Machine Learning for Speech Processing

Direction of Arrival (DOA) Estimation


Under-determined High Resolution DOA estimation: A 2pth-Order Source-Signal/Noise Subspace Constrained Optimization


Jinho Choi and Chang D. Yoo


For estimating the direction of arrival (DOA) of non-stationary source signal that includes non-Gaussian signals such as speech and audio, the solutions of two constrained optimization problems (COPs) involving the local 2pth order cumulants are investigated. In the two COPs, only the space diversity provided by a uniform linear array (ULA) is considered. When p=1, each of the COPs considered is equivalent to the COP considered in derving the Khatri-Rao (KR) subspace-based algorithms with one additional constraint to limit the interference of other source signals. The derived DOA estimation algorithms by solving one of the COPs can theoretically be shown to identify up to 2p(M-1) sources where M is the number of sensors. To reduce the DOA estimation error that can result from using a small number of snapshots and to improve robustness due to varying duration of stationarity, the average of several 2pth order cumulant matrices estimated using different frame-lengths is considered in the COPs. In this paper, we focus on the use of the second and fourth order cumulants (p=1, p=2). The experimental results demonstrate that the derived algorithms when p=1 outperform the KR subspace-based algorithms and the conventional FO cumulant based algorithm such as the 4-MUSIC for quasi-stationary, non-Gaussian synthetic and real speech/audio data under various adverse environments. The derived algorithms when p=2 that can be especially used in the situation that the number of sensors are smaller, are also evaluated for the identifiability and effectiveness.

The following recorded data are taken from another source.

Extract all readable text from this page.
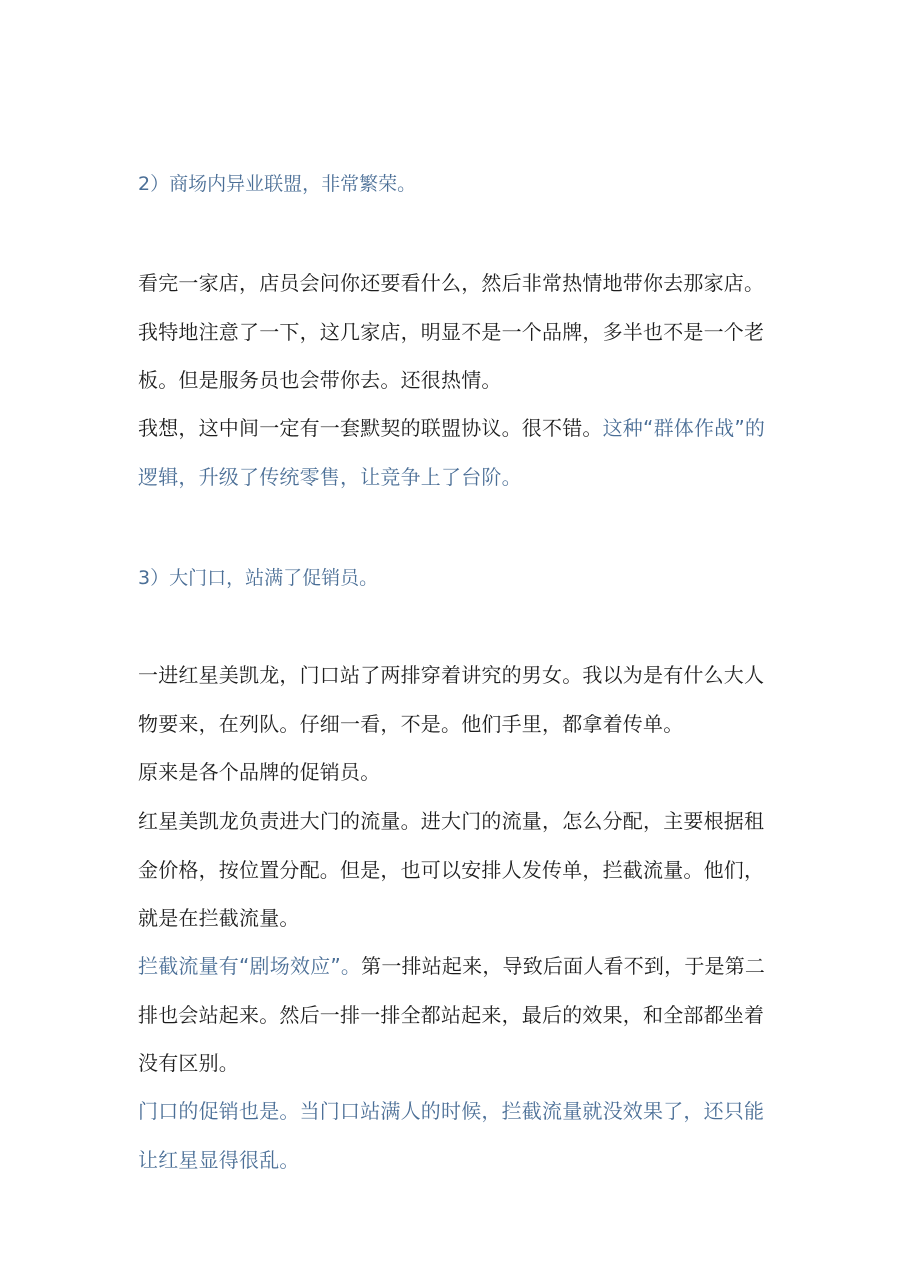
2）商场内异业联盟，非常繁荣。

看完一家店，店员会问你还要看什么，然后非常热情地带你去那家店。我特地注意了一下，这几家店，明显不是一个品牌，多半也不是一个老板。但是服务员也会带你去。还很热情。

我想，这中间一定有一套默契的联盟协议。很不错。这种“群体作战”的逻辑，升级了传统零售，让竞争上了台阶。

3）大门口，站满了促销员。

一进红星美凯龙，门口站了两排穿着讲究的男女。我以为是有什么大人物要来，在列队。仔细一看，不是。他们手里，都拿着传单。

原来是各个品牌的促销员。

红星美凯龙负责进大门的流量。进大门的流量，怎么分配，主要根据租金价格，按位置分配。但是，也可以安排人发传单，拦截流量。他们，就是在拦截流量。

拦截流量有“剧场效应”。第一排站起来，导致后面人看不到，于是第二排也会站起来。然后一排一排全都站起来，最后的效果，和全部都坐着没有区别。

门口的促销也是。当门口站满人的时候，拦截流量就没效果了，还只能让红星显得很乱。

Overview of Proposed Algorithms










High resolution test






  Root mean squared angle error (RMSE)


Related Papers

3. Jinho Choi and Chang D. Yoo, “Underdetermined High-Resolution DOA Estimation: A 2pth-Order Signal/Noise Subspace Constrained Optimization ”, submitted for publication.

2. Jinho Choi and Chang D. Yoo, “A High Resolution Multiple Source Localization based on Generalized Cumulant Structure (GCS) Matrix”, in Proceedings of Interspeech, Florence, Italy, 2011.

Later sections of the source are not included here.